Objective detection of coherent vortices from instantaneous flow data
Abstract
Vortices are swirling regions of fluid that structure motion in gases and liquids across a wide range of scales, from laboratory-scale experiments to vast atmospheric currents. They play a key role in mixing, transport, and energy transfer, yet their reliable identification in unsteady flows remained a major challenge. Most existing approaches rely on local, instantaneous properties of the velocity gradient, such as strain or rotation. Although effective in simple or steady flows, these criteria can fail in complex, time-dependent settings, falsely detecting vortices or overlooking coherent structures altogether. Lagrangian methods instead identify vortices as regions of material coherence by tracking fluid trajectories over time. While conceptually sound, these approaches are computationally intensive, require high-quality data, and are impractical for real-time applications.

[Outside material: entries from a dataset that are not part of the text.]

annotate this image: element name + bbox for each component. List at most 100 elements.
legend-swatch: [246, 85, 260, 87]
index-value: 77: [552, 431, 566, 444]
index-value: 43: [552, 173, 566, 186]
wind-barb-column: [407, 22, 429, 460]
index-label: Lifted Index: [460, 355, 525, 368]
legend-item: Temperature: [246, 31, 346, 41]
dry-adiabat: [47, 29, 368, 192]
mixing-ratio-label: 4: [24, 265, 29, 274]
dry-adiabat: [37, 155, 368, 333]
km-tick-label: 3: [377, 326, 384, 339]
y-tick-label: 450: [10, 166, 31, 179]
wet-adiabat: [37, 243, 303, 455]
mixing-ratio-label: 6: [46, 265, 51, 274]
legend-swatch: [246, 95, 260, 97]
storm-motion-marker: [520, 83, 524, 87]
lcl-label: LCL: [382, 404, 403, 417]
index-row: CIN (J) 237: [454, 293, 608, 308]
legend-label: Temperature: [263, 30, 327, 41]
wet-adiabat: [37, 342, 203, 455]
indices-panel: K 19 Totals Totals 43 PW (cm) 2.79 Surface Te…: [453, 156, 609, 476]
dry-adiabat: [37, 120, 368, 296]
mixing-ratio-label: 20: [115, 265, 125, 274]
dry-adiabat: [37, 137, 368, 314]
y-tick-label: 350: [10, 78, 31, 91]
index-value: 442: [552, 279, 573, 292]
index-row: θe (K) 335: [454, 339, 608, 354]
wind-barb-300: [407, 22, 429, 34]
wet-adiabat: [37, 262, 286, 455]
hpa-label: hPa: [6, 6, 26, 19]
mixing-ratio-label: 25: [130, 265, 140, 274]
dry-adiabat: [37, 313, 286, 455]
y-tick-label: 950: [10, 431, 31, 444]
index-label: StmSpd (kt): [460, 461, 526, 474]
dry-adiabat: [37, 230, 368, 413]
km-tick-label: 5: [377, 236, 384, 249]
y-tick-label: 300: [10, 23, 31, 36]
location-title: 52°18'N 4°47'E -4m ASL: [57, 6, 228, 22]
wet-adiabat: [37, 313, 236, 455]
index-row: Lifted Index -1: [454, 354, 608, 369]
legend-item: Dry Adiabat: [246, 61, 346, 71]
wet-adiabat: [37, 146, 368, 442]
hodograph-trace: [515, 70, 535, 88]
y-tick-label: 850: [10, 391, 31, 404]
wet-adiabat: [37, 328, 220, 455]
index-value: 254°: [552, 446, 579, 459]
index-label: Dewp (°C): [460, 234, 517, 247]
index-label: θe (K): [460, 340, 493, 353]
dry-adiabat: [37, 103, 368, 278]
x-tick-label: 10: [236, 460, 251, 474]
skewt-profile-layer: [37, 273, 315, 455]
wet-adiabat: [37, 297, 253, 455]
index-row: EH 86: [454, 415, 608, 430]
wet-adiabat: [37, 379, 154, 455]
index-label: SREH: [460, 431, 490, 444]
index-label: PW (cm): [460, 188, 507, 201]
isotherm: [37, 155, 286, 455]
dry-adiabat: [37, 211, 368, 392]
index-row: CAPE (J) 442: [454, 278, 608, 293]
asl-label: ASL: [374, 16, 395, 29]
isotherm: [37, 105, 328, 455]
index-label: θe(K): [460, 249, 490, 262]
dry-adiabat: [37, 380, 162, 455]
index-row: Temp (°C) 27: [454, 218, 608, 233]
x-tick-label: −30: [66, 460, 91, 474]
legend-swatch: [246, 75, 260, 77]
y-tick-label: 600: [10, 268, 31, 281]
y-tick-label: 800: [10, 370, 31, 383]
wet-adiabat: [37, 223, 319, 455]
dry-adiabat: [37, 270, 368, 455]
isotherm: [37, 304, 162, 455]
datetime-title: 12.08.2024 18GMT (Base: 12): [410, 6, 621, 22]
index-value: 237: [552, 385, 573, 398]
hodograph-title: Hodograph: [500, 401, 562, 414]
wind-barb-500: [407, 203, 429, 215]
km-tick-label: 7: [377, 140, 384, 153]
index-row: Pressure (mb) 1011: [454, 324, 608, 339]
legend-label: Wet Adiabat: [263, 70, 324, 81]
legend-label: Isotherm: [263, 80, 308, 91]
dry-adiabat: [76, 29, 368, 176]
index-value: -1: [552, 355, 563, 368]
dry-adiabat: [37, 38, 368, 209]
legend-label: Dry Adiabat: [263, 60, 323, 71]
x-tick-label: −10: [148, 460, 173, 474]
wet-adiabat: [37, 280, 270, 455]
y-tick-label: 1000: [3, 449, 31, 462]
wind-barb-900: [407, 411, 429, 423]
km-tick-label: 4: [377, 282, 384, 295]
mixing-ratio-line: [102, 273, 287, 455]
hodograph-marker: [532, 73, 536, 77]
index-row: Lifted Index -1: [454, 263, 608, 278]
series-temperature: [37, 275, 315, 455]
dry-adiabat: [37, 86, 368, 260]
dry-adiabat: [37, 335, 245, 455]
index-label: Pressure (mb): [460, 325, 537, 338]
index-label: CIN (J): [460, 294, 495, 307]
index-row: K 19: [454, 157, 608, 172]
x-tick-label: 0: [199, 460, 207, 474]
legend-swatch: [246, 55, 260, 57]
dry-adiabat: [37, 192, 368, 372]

This motivates a central challenge: whether coherent vortices, inherently defined over finite times, can be detected objectively from instantaneous flow measurements. Here we introduce the first Eulerian criterion to overcome these challenges. By examining the temporal evolution of strain and removing from the velocity field the components attributable to rigid-body motion, we construct an objective velocity field that isolates genuine swirling dynamics. The resulting Qs-criterion consistently identifies coherent vortices in both analytical examples and complex flow data, including cases where traditional methods fail. Our framework provides an observer-independent, computationally efficient tool for vortex detection from instantaneous data, enabling improved analysis and prediction of fluid flows across scales.